The failure happens on this line:
https://github.com/cms-sw/cmssw/blob/55976f2b6ecff711c60b82dac28d1d4951ad0494/Geometry/HGCalCommonData/src/HGCalDDDConstants.cc#L290
Here, indx.first is 12, but hgpar_->iradMaxBHFine_ vector is empty. This vector, as far as I see, is filled here:
https://github.com/cms-sw/cmssw/blob/55976f2b6ecff711c60b82dac28d1d4951ad0494/Geometry/HGCalCommonData/src/HGCalGeomParameters.cc#L2438
using contents of tileRingFineRange_ vector, which is also empty, and here
https://github.com/cms-sw/cmssw/blob/55976f2b6ecff711c60b82dac28d1d4951ad0494/Geometry/HGCalCommonData/src/HGCalGeomParameters.cc#L2532
(that code is skipped if this condition is false: https://github.com/cms-sw/cmssw/blob/55976f2b6ecff711c60b82dac28d1d4951ad0494/Geometry/HGCalCommonData/src/HGCalGeomParameters.cc#L2394-L2395)

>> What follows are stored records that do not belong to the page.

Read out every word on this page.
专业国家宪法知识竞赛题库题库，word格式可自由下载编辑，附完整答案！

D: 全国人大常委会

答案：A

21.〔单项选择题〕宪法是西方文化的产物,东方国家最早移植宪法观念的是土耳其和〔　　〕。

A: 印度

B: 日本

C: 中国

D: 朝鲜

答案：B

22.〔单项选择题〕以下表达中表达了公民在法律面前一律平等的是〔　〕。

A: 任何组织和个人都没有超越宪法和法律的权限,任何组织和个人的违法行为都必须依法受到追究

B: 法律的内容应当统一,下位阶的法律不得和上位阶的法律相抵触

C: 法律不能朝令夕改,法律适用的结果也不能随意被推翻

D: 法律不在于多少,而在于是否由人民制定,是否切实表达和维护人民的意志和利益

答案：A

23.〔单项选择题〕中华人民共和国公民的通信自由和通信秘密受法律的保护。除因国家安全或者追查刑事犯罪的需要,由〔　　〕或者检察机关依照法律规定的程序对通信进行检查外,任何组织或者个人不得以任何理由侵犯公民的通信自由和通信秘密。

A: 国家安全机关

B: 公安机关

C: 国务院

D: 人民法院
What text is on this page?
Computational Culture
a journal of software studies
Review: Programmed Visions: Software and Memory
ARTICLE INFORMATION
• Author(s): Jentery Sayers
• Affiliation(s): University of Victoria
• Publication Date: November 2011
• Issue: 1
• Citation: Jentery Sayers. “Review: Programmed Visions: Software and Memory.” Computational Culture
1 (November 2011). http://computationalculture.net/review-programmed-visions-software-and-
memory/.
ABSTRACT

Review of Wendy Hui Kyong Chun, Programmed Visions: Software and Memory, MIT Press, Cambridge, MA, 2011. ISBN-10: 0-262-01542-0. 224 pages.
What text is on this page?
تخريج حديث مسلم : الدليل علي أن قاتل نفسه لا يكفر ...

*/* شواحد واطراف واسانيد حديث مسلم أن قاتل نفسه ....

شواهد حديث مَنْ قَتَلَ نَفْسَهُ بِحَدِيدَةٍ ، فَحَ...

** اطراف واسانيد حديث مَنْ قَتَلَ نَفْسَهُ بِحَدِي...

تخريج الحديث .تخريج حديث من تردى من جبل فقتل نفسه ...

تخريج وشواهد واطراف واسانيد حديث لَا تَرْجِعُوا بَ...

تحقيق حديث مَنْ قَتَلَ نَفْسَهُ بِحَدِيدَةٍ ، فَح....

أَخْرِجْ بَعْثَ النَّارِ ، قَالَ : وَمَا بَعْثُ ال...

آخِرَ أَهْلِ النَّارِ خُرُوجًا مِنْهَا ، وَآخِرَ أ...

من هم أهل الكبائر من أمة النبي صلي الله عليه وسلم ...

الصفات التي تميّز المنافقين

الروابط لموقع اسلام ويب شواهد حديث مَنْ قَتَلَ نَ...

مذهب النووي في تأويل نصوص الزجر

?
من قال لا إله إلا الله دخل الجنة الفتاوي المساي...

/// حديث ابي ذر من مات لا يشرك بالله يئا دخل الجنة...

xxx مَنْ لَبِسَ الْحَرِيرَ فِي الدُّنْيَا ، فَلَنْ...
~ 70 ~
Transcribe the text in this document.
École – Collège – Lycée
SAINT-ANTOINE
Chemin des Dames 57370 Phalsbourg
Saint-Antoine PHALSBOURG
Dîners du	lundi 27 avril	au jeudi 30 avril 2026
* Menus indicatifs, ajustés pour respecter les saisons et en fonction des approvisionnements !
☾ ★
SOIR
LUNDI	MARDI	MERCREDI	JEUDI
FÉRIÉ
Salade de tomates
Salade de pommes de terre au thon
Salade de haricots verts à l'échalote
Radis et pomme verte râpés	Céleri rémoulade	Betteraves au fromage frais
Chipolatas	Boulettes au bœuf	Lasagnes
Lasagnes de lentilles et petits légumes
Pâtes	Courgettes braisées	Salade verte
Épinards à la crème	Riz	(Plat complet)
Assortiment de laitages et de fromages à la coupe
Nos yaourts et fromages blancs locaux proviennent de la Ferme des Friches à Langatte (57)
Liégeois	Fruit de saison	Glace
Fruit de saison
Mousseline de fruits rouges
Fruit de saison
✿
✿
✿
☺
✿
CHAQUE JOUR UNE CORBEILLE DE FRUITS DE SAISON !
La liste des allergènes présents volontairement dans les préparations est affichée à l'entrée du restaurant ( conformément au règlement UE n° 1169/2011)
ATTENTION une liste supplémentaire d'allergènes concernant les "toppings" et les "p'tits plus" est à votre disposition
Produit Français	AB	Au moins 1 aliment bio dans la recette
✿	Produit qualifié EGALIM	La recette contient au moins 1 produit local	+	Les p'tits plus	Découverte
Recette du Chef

tileRingFineRange_ is filled here: https://github.com/cms-sw/cmssw/blob/55976f2b6ecff711c60b82dac28d1d4951ad0494/Geometry/HGCalCommonData/src/HGCalGeomParameters.cc#L2005
tileRing{Min,Max}Fine are filled here: https://github.com/cms-sw/cmssw/blob/55976f2b6ecff711c60b82dac28d1d4951ad0494/Geometry/HGCalCommonData/src/HGCalGeomParameters.cc#L1683-L1684
which is never reached.
@cms-sw/geometry-l2 any progress with this failure? The mentioned RelVals are still failing on
CMSSW_16_0_DBG_X_2025-09-29-2300
@cms-sw/geometry-l2 ping!
@cms-sw/geometry-l2 ping!!
Please try #49275 and see if this can cure the SIGSEGV issues
Can one repeat the tests to see if the same trend continues to exist?
No failures seen in CMSSW_16_0_DBG_X_2025-11-03-2300, closing the issue.